Nearly 2,000 Citrix NetScaler instances have been compromised with a backdoor by weaponizing a recently disclosed critical security vulnerability as part of a large-scale attack.
"An adversary appears to have exploited CVE-2023-3519 in an automated fashion, placing web shells on vulnerable NetScalers to gain persistent access," NCC Group said in an advisory released Tuesday.
"The adversary can execute arbitrary commands with this webshell, even when a NetScaler is patched and/or rebooted."
CVE-2023-3519 refers to a critical code injection vulnerability impacting NetScaler ADC and Gateway servers that could lead to unauthenticated remote code execution. It was patched by Citrix last month.
The development comes a week after the Shadowserver Foundation said it identified close to 7,000 vulnerable, unpatched NetScaler ADC and Gateway instances online and the flaw is being abused to drop PHP web shells on vulnerable servers for remote access.
A follow-up analysis by NCC Group has now revealed that 1,828 NetScaler servers remain backdoored, out of which roughly 1,248 are already patched against the flaw.
"This indicates that while most administrators were aware of the vulnerability and have since patched their NetScalers to a non-vulnerable version, they have not been (properly) checked for signs of successful exploitation," the company said.
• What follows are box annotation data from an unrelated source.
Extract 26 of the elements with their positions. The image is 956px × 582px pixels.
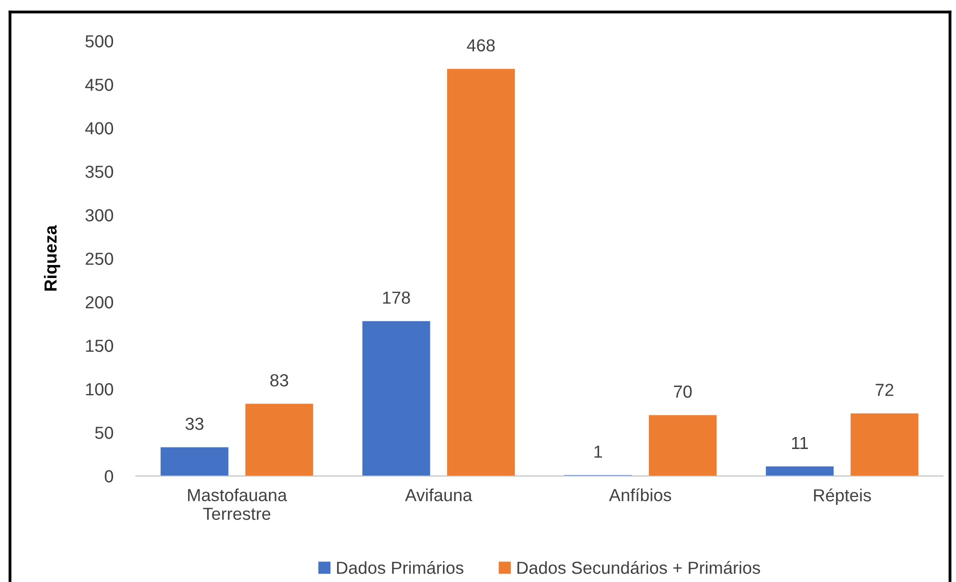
data-label: 11	[792, 436, 808, 449]
x-tick-label: Répteis	[814, 488, 871, 505]
y-axis-title: Riqueza	[44, 225, 60, 291]
data-label: 178	[383, 292, 410, 304]
y-tick-label: 450	[85, 78, 114, 91]
y-tick-label: 50	[95, 426, 114, 439]
data-label: 83	[270, 374, 288, 386]
legend-label: Dados Secundários + Primários	[518, 561, 760, 574]
x-tick-label: Avifauna	[405, 488, 472, 502]
data-label: 1	[594, 446, 602, 458]
x-tick-label: Mastofauana Terrestre	[188, 488, 288, 520]
y-tick-label: 250	[86, 252, 114, 265]
y-tick-label: 400	[85, 122, 114, 134]
data-label: 468	[466, 39, 495, 52]
data-label: 70	[674, 385, 692, 398]
data-label: 33	[186, 418, 204, 430]
y-tick-label: 150	[86, 340, 114, 352]
y-tick-label: 200	[86, 296, 114, 308]
data-label: 72	[876, 384, 894, 396]
x-tick-label: Anfíbios	[609, 488, 672, 502]
y-tick-label: 100	[86, 383, 114, 396]
legend-label: Dados Primários	[337, 561, 464, 574]
y-tick-label: 500	[86, 35, 114, 48]
y-tick-label: 0	[104, 470, 114, 482]
y-tick-label: 350	[85, 166, 114, 178]
y-tick-label: 300	[85, 209, 114, 222]
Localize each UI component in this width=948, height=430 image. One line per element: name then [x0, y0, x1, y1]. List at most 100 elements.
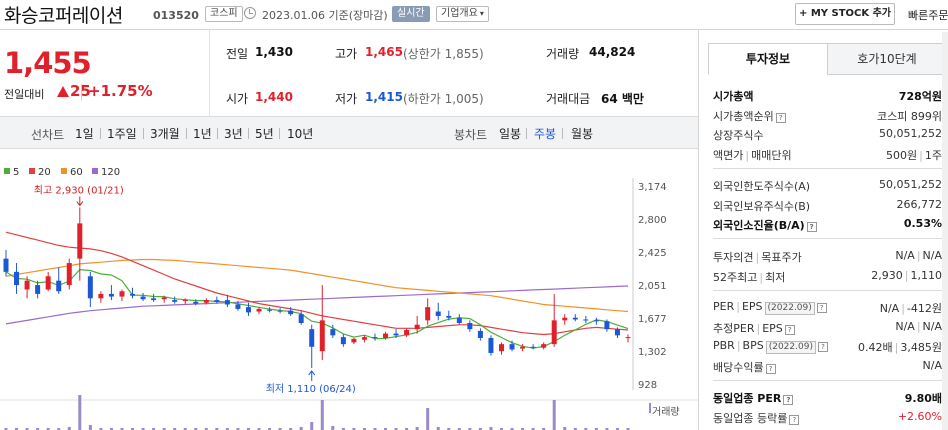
volume-bar — [236, 428, 240, 430]
row-value: 9.80배 — [905, 390, 942, 406]
volume-bar — [605, 428, 609, 430]
row-label-text: PER — [713, 300, 735, 313]
row-value: N/A | -412원 — [880, 300, 942, 316]
candle-body — [98, 293, 104, 299]
scrollbar[interactable] — [942, 32, 948, 430]
add-mystock-button[interactable]: + MY STOCK 추가 — [795, 3, 895, 25]
row-value-text: 1주 — [924, 148, 942, 162]
pipe-divider: | — [894, 341, 899, 354]
row-label-text: 외국인보유주식수(B) — [713, 199, 811, 213]
stock-code: 013520 — [153, 9, 199, 22]
ma120-label: 120 — [101, 167, 121, 178]
help-icon[interactable]: ? — [816, 303, 827, 313]
company-overview-dropdown[interactable]: 기업개요 ▾ — [436, 6, 489, 22]
row-value: 266,772 — [897, 198, 943, 211]
volume-bar — [436, 427, 440, 430]
tab-orderbook[interactable]: 호가10단계 — [827, 43, 947, 75]
divider — [217, 128, 218, 139]
market-cap-row: 시가총액순위? 코스피 899위 — [713, 108, 942, 126]
low-annotation: 최저 1,110 (06/24) — [266, 383, 356, 395]
candle-body — [572, 317, 578, 320]
quick-order-link[interactable]: 빠른주문 — [908, 9, 948, 22]
volume-bar — [215, 428, 219, 430]
help-icon[interactable]: ? — [806, 222, 817, 232]
candle-body — [393, 333, 399, 336]
help-icon[interactable]: ? — [775, 112, 786, 123]
volume-bar — [626, 428, 630, 430]
volume-bar — [563, 427, 567, 430]
annotations: 최고 2,930 (01/21) 최저 1,110 (06/24) — [34, 185, 356, 395]
ma60-legend: 60 — [61, 167, 83, 178]
price-change-percent: +1.75% — [88, 82, 153, 100]
ma120-line — [5, 285, 629, 325]
realtime-button[interactable]: 실시간 — [392, 6, 430, 22]
high-label: 고가 — [335, 47, 358, 61]
ma60-label: 60 — [70, 167, 83, 178]
trade-amount-value: 64 백만 — [601, 92, 644, 106]
candle-body — [309, 329, 315, 347]
tab-invest-info[interactable]: 투자정보 — [708, 43, 828, 75]
candle-daily[interactable]: 일봉 — [499, 127, 522, 141]
ma20-legend: 20 — [29, 167, 51, 178]
low-value: 1,415 — [365, 90, 403, 104]
help-icon[interactable]: ? — [783, 395, 794, 405]
y-ticks: 3,174 2,800 2,425 2,051 1,677 1,302 928 — [638, 182, 667, 391]
period-10y[interactable]: 10년 — [287, 127, 314, 141]
divider — [279, 128, 280, 139]
period-1w[interactable]: 1주일 — [107, 127, 137, 141]
row-label: 외국인한도주식수(A) — [713, 178, 810, 194]
divider — [562, 128, 563, 139]
period-3y[interactable]: 3년 — [224, 127, 243, 141]
date-basis: 2023.01.06 기준(장마감) — [262, 9, 388, 22]
volume-bar — [36, 428, 40, 430]
row-value-text: 0.42배 — [858, 341, 893, 354]
candle-body — [383, 333, 389, 338]
volume-bar — [88, 425, 92, 430]
candle-body — [372, 337, 378, 339]
candle-body — [256, 308, 262, 312]
row-value: N/A | N/A — [895, 249, 942, 262]
divider — [209, 30, 210, 116]
period-5y[interactable]: 5년 — [255, 127, 274, 141]
volume-bar — [152, 428, 156, 430]
help-icon[interactable]: ? — [784, 324, 795, 335]
candle-body — [319, 320, 325, 352]
period-1y[interactable]: 1년 — [193, 127, 212, 141]
candle-body — [498, 344, 504, 352]
row-value-text: N/A — [895, 319, 915, 333]
candle-weekly[interactable]: 주봉 — [534, 127, 557, 141]
help-icon[interactable]: ? — [817, 342, 828, 352]
row-value: N/A | N/A — [895, 320, 942, 333]
row-label-text: 매매단위 — [751, 148, 792, 162]
prev-close-label: 전일 — [226, 47, 249, 61]
chart-toolbar: 선차트 1일 1주일 3개월 1년 3년 5년 10년 봉차트 일봉 주봉 월봉 — [0, 116, 698, 149]
candle-body — [330, 329, 336, 336]
candle-body — [119, 291, 125, 297]
row-label: PBR | BPS (2022.09)? — [713, 339, 828, 354]
pipe-divider: | — [755, 251, 760, 264]
valuation-row: PBR | BPS (2022.09)? 0.42배 | 3,485원 — [713, 339, 942, 357]
candle-body — [77, 223, 83, 259]
row-value-text: 3,485원 — [900, 341, 942, 354]
period-1d[interactable]: 1일 — [75, 127, 94, 141]
row-value-text: N/A — [922, 319, 942, 333]
candle-body — [467, 322, 473, 330]
open-value: 1,440 — [255, 90, 293, 104]
row-label-text: BPS — [742, 339, 764, 352]
price-chart[interactable]: 3,174 2,800 2,425 2,051 1,677 1,302 928 최고 2,9… — [0, 150, 698, 430]
volume-bar — [204, 428, 208, 430]
candle-body — [604, 321, 610, 330]
row-value: 50,051,252 — [879, 127, 942, 140]
help-icon[interactable]: ? — [789, 415, 800, 425]
volume-bar — [447, 428, 451, 430]
volume-bar — [225, 428, 229, 430]
help-icon[interactable]: ? — [765, 363, 776, 374]
candle-body — [130, 293, 136, 296]
candle-body — [3, 258, 9, 272]
pipe-divider: | — [904, 268, 909, 282]
candle-monthly[interactable]: 월봉 — [571, 127, 594, 141]
candle-body — [277, 310, 283, 312]
row-label-text: 추정PER — [713, 321, 755, 335]
row-label: 동일업종 PER? — [713, 390, 794, 406]
period-3m[interactable]: 3개월 — [150, 127, 180, 141]
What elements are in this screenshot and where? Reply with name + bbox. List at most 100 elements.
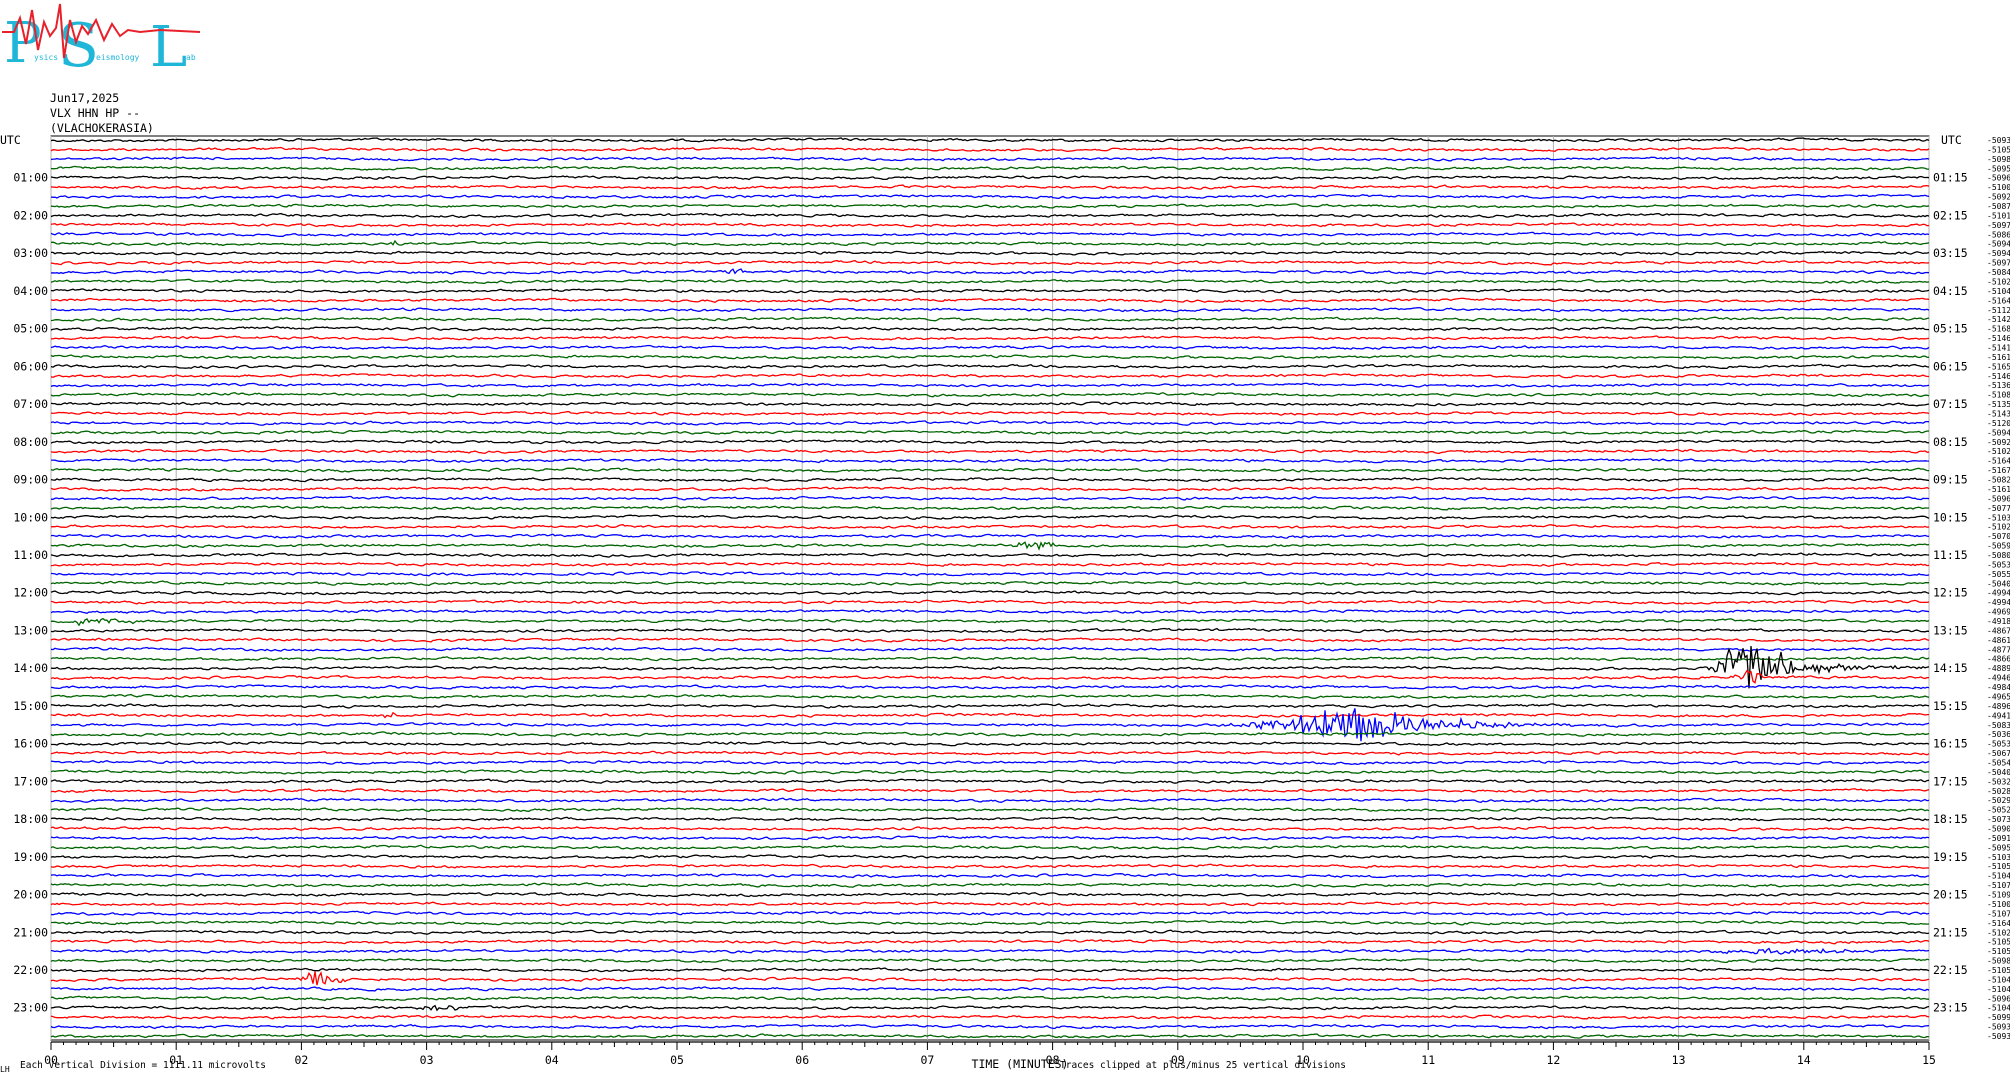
trace-offset-label: -5107 <box>1987 881 2010 890</box>
trace-offset-label: -4918 <box>1987 617 2010 626</box>
trace-offset-label: -5093 <box>1987 1032 2010 1041</box>
trace-offset-label: -5168 <box>1987 325 2010 334</box>
trace-line <box>51 458 1930 464</box>
trace-line <box>51 250 1930 256</box>
trace-line <box>50 306 1930 313</box>
hour-label-right: 13:15 <box>1933 623 1968 637</box>
trace-offset-label: -5093 <box>1987 1023 2010 1032</box>
trace-offset-label: -4994 <box>1987 598 2010 607</box>
logo-word-2: eismology <box>96 53 140 62</box>
hour-label-left: 02:00 <box>13 208 48 222</box>
hour-label-left: 06:00 <box>13 359 48 373</box>
trace-offset-label: -5104 <box>1987 1004 2010 1013</box>
header-location: (VLACHOKERASIA) <box>50 121 154 135</box>
hour-label-right: 21:15 <box>1933 925 1968 939</box>
trace-line <box>50 429 1930 435</box>
trace-line <box>50 297 1930 303</box>
trace-offset-label: -5101 <box>1987 211 2010 220</box>
trace-offset-label: -5102 <box>1987 277 2010 286</box>
trace-line <box>50 156 1930 162</box>
trace-offset-label: -5092 <box>1987 438 2010 447</box>
hour-label-left: 23:00 <box>13 1001 48 1015</box>
trace-offset-label: -5095 <box>1987 843 2010 852</box>
hour-label-left: 14:00 <box>13 661 48 675</box>
trace-offset-label: -5103 <box>1987 513 2010 522</box>
trace-offset-label: -5053 <box>1987 740 2010 749</box>
hour-label-right: 11:15 <box>1933 548 1968 562</box>
trace-offset-label: -5052 <box>1987 806 2010 815</box>
axis-labels: UTC UTC 01:00 02:00 03:00 04:00 05:00 06:00 07:0… <box>0 133 2010 1074</box>
hour-label-left: 21:00 <box>13 925 48 939</box>
trace-offset-label: -5104 <box>1987 287 2010 296</box>
hour-label-right: 12:15 <box>1933 586 1968 600</box>
scale-note: Each Vertical Division = 1111.11 microvo… <box>20 1060 266 1071</box>
trace-line <box>50 561 1930 568</box>
hour-label-left: 12:00 <box>13 586 48 600</box>
trace-offset-label: -5164 <box>1987 919 2010 928</box>
trace-offset-label: -4969 <box>1987 608 2010 617</box>
trace-line <box>50 335 1930 341</box>
trace-line <box>50 825 1930 832</box>
seismogram-traces <box>50 137 1930 1039</box>
x-tick-label: 06 <box>795 1053 809 1067</box>
hour-label-left: 11:00 <box>13 548 48 562</box>
trace-line <box>50 646 1930 653</box>
trace-line <box>50 401 1930 407</box>
trace-line <box>50 816 1930 822</box>
logo-word-1: ysics <box>34 53 58 62</box>
trace-line <box>50 645 1930 689</box>
trace-line <box>50 373 1930 379</box>
trace-line <box>50 627 1930 634</box>
trace-line <box>50 590 1930 596</box>
trace-line <box>50 363 1930 370</box>
trace-line <box>50 892 1930 898</box>
trace-line <box>50 175 1930 181</box>
trace-line <box>50 137 1930 143</box>
trace-offset-label: -5105 <box>1987 947 2010 956</box>
hour-label-right: 15:15 <box>1933 699 1968 713</box>
trace-line <box>50 344 1930 351</box>
trace-line <box>50 873 1930 879</box>
trace-line <box>50 165 1929 171</box>
trace-offset-label: -5084 <box>1987 268 2010 277</box>
trace-offset-label: -4941 <box>1987 711 2010 720</box>
trace-offset-label: -5083 <box>1987 721 2010 730</box>
trace-offset-label: -5167 <box>1987 466 2010 475</box>
trace-line <box>50 146 1930 152</box>
hour-label-left: 20:00 <box>13 888 48 902</box>
trace-offset-label: -5164 <box>1987 457 2010 466</box>
trace-line <box>50 222 1930 228</box>
trace-line <box>50 193 1930 200</box>
trace-line <box>50 505 1930 511</box>
trace-offset-label: -5107 <box>1987 909 2010 918</box>
trace-line <box>50 239 1930 247</box>
trace-offset-label: -5165 <box>1987 362 2010 371</box>
trace-offset-label: -4866 <box>1987 655 2010 664</box>
hour-label-left: 13:00 <box>13 623 48 637</box>
hour-label-left: 04:00 <box>13 284 48 298</box>
trace-line <box>50 259 1930 266</box>
hour-label-left: 15:00 <box>13 699 48 713</box>
hour-label-right: 18:15 <box>1933 812 1968 826</box>
logo-word-3: ab <box>186 53 196 62</box>
time-grid <box>50 135 1930 1050</box>
utc-label-right: UTC <box>1941 133 1962 147</box>
trace-offset-label: -4984 <box>1987 683 2010 692</box>
trace-line <box>50 711 1929 719</box>
trace-offset-label: -5070 <box>1987 532 2010 541</box>
trace-offset-label: -5040 <box>1987 768 2010 777</box>
trace-offset-label: -5086 <box>1987 230 2010 239</box>
trace-line <box>50 184 1930 190</box>
trace-line <box>50 448 1929 455</box>
hour-label-left: 07:00 <box>13 397 48 411</box>
trace-offset-label: -5096 <box>1987 494 2010 503</box>
trace-offset-label: -4965 <box>1987 692 2010 701</box>
trace-offset-label: -5097 <box>1987 221 2010 230</box>
trace-line <box>50 797 1930 803</box>
hour-label-right: 19:15 <box>1933 850 1968 864</box>
x-tick-label: 01 <box>169 1053 183 1067</box>
trace-offset-label: -5099 <box>1987 1013 2010 1022</box>
trace-line <box>50 854 1930 860</box>
trace-line <box>50 1004 1930 1012</box>
hour-label-right: 08:15 <box>1933 435 1968 449</box>
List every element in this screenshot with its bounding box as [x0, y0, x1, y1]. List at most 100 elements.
In total, as many as 2,491 web shells have been found across 1,952 distinct NetScaler appliances. A majority of the compromised instances are located in Germany, France, Switzerland, Japan, Italy, Spain, the Netherlands, Ireland, Sweden, and Austria.
The European focus aside, another notable aspect is that while Canada, Russia, and the U.S. had thousands of vulnerable NetScaler servers late last month, no web shells were found on any of them.
The mass exploitation campaign is estimated to have compromised 6.3% of the 31,127 NetScaler instances that were susceptible to CVE-2023-3519 as of July 21, 2023.
The disclosure also arrives as Mandiant has released an open-source tool to help organizations scan their Citrix appliances for evidence of post-exploitation activity related to CVE-2023-3519.